UNC-CHAPEL HILL (US) — Obesity may begin by eating more in early childhood, but by adolescence, overweight kids may actually take in fewer calories than their peers.
Children younger than 9 who are overweight or obese consume more calories per day than their healthy weight peers—but among overweight adolescents between the ages of 9 and 17, the pattern is reversed, according to a new study published online September 10 in the journal Pediatrics.
How to explain such a seemingly counterintuitive finding?
“Children who are overweight tend to remain overweight,” says lead author Asheley Cockrell Skinner, assistant professor of pediatrics at University of North Carolina at Chapel Hill.
“So, for many children, obesity may begin by eating more in early childhood. Then as they get older, they continue to be obese without eating any more than their healthy weight peers,” she says. “One reason this makes sense is because we know overweight children are less active than healthy weight kids.
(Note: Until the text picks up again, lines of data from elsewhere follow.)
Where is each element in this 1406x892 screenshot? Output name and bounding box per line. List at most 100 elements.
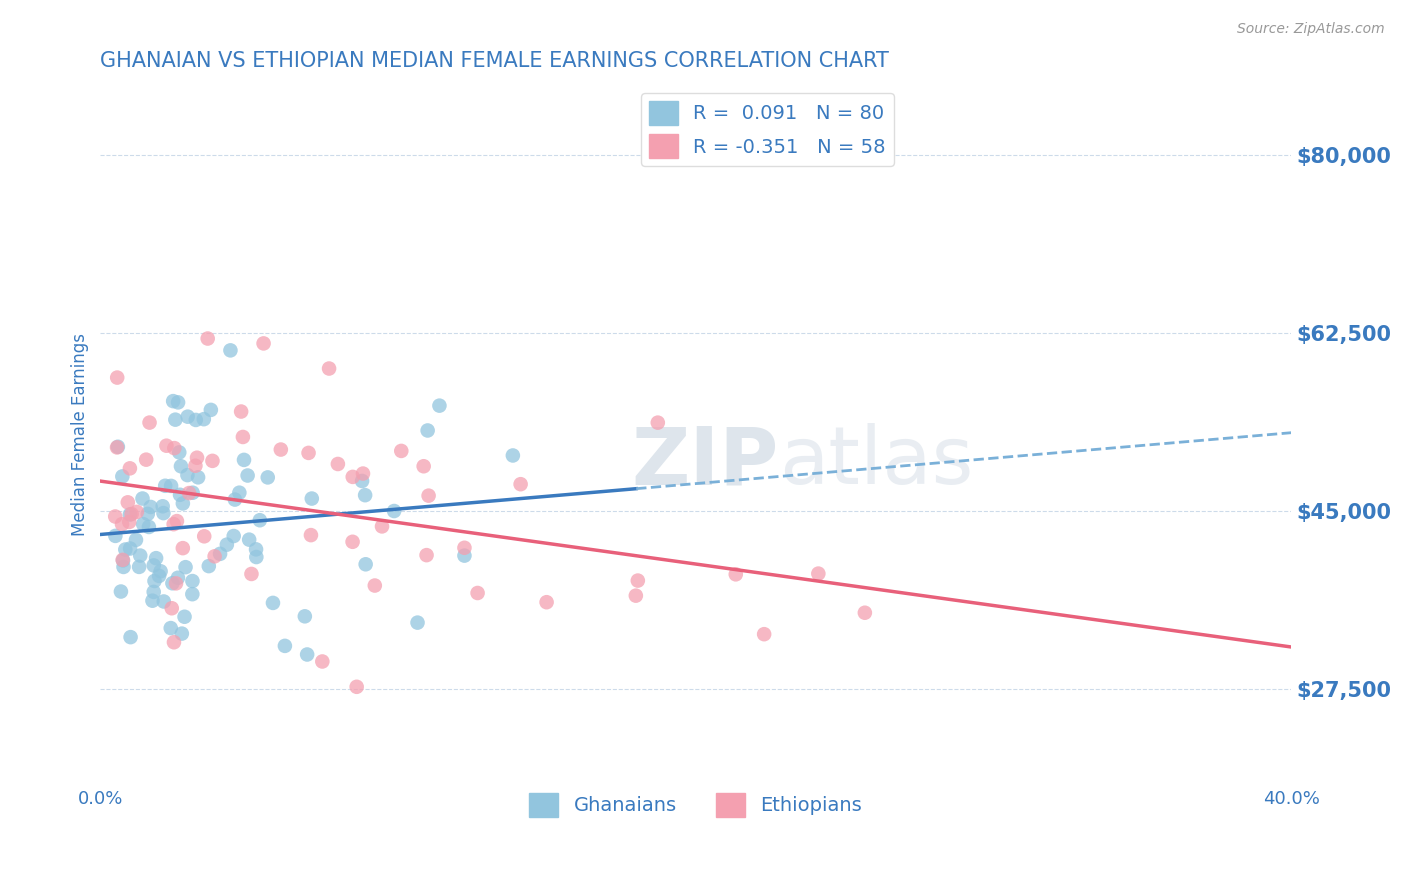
Point: [138, 520, 160, 534]
Point: [170, 459, 193, 474]
Point: [110, 584, 132, 599]
Point: [853, 606, 876, 620]
Point: [181, 574, 204, 588]
Point: [204, 549, 226, 564]
Point: [128, 560, 150, 574]
Point: [412, 459, 434, 474]
Point: [415, 548, 437, 562]
Point: [364, 578, 387, 592]
Point: [125, 505, 148, 519]
Point: [173, 609, 195, 624]
Point: [184, 458, 207, 473]
Point: [181, 485, 204, 500]
Point: [274, 639, 297, 653]
Point: [177, 486, 200, 500]
Point: [311, 655, 333, 669]
Point: [165, 576, 187, 591]
Point: [160, 601, 183, 615]
Point: [138, 416, 160, 430]
Point: [118, 515, 141, 529]
Point: [295, 648, 318, 662]
Point: [105, 441, 128, 455]
Point: [139, 500, 162, 514]
Point: [145, 551, 167, 566]
Point: [647, 416, 669, 430]
Point: [132, 517, 155, 532]
Point: [354, 488, 377, 502]
Point: [148, 569, 170, 583]
Point: [152, 500, 174, 514]
Point: [143, 574, 166, 588]
Point: [297, 446, 319, 460]
Point: [262, 596, 284, 610]
Point: [354, 558, 377, 572]
Point: [104, 529, 127, 543]
Point: [249, 513, 271, 527]
Point: [142, 558, 165, 573]
Point: [163, 635, 186, 649]
Point: [509, 477, 531, 491]
Point: [120, 630, 142, 644]
Point: [129, 549, 152, 563]
Point: [118, 461, 141, 475]
Point: [382, 504, 405, 518]
Point: [224, 492, 246, 507]
Point: [624, 589, 647, 603]
Legend: Ghanaians, Ethiopians: Ghanaians, Ethiopians: [522, 785, 870, 824]
Point: [342, 534, 364, 549]
Point: [416, 424, 439, 438]
Point: [149, 564, 172, 578]
Point: [111, 517, 134, 532]
Point: [245, 542, 267, 557]
Point: [200, 403, 222, 417]
Point: [502, 449, 524, 463]
Point: [201, 454, 224, 468]
Point: [112, 553, 135, 567]
Point: [155, 439, 177, 453]
Point: [318, 361, 340, 376]
Point: [389, 444, 412, 458]
Point: [104, 509, 127, 524]
Point: [152, 594, 174, 608]
Text: GHANAIAN VS ETHIOPIAN MEDIAN FEMALE EARNINGS CORRELATION CHART: GHANAIAN VS ETHIOPIAN MEDIAN FEMALE EARN…: [100, 51, 889, 70]
Point: [233, 453, 256, 467]
Point: [807, 566, 830, 581]
Point: [111, 469, 134, 483]
Point: [112, 560, 135, 574]
Point: [184, 413, 207, 427]
Point: [342, 470, 364, 484]
Point: [193, 412, 215, 426]
Point: [165, 412, 187, 426]
Point: [238, 533, 260, 547]
Point: [193, 529, 215, 543]
Point: [627, 574, 650, 588]
Point: [162, 394, 184, 409]
Point: [172, 541, 194, 556]
Point: [111, 553, 134, 567]
Point: [166, 514, 188, 528]
Point: [142, 585, 165, 599]
Point: [219, 343, 242, 358]
Point: [536, 595, 558, 609]
Point: [160, 479, 183, 493]
Point: [125, 533, 148, 547]
Point: [186, 450, 208, 465]
Point: [215, 538, 238, 552]
Point: [429, 399, 451, 413]
Text: ZIP: ZIP: [631, 424, 779, 501]
Point: [209, 547, 232, 561]
Point: [453, 541, 475, 555]
Point: [131, 491, 153, 506]
Point: [167, 395, 190, 409]
Point: [169, 488, 191, 502]
Point: [752, 627, 775, 641]
Point: [105, 370, 128, 384]
Point: [176, 468, 198, 483]
Point: [136, 507, 159, 521]
Text: atlas: atlas: [779, 424, 973, 501]
Point: [176, 409, 198, 424]
Point: [346, 680, 368, 694]
Text: Source: ZipAtlas.com: Source: ZipAtlas.com: [1237, 22, 1385, 37]
Point: [120, 541, 142, 556]
Point: [167, 571, 190, 585]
“Additionally, this is in line with other research that obesity is not a simple matter of overweight people eating more—the body is complex in how it reacts to amount of food eaten and amount of activity.”
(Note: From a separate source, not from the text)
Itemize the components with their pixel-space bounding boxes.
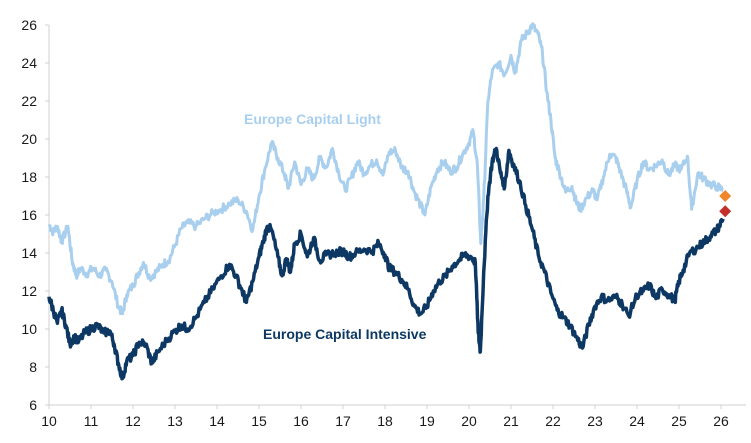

These results also suggest that different strategies may be needed to help children in both age groups reach a healthy weight.
“It makes sense for early childhood interventions to focus specifically on caloric intake, while for those in later childhood or adolescence the focus should instead be on increasing physical activity, since overweight children tend to be less active,” Skinner says.
“Even though reducing calories would likely result in weight loss for children, it’s not a matter of wanting them to eat more like healthy weight kids—they would actually have to eat much less than their peers, which can be a very difficult prospect for children and, especially, adolescents.”
In the study, Skinner and co-authors Eliana Perrin, associate professor of pediatrics, and Michael Steiner, assistant professor and chief of division of pediatrics and adolescent medicine, examined dietary reports from 19,125 children ages 1-17 years old that were collected from 2001 to 2008 as part of the National Health and Nutrition Examination Survey (NHANES).
They categorized the weight status based on weight-for-length percentile in children less than 2 years old, or body mass index (BMI) percentile for children between 2 and 17, and performed statistical analyses to examine the interactions of age and weight category on calorie intake.
The findings “have significant implications for interventions aimed at preventing and treating childhood obesity,” Skinner says.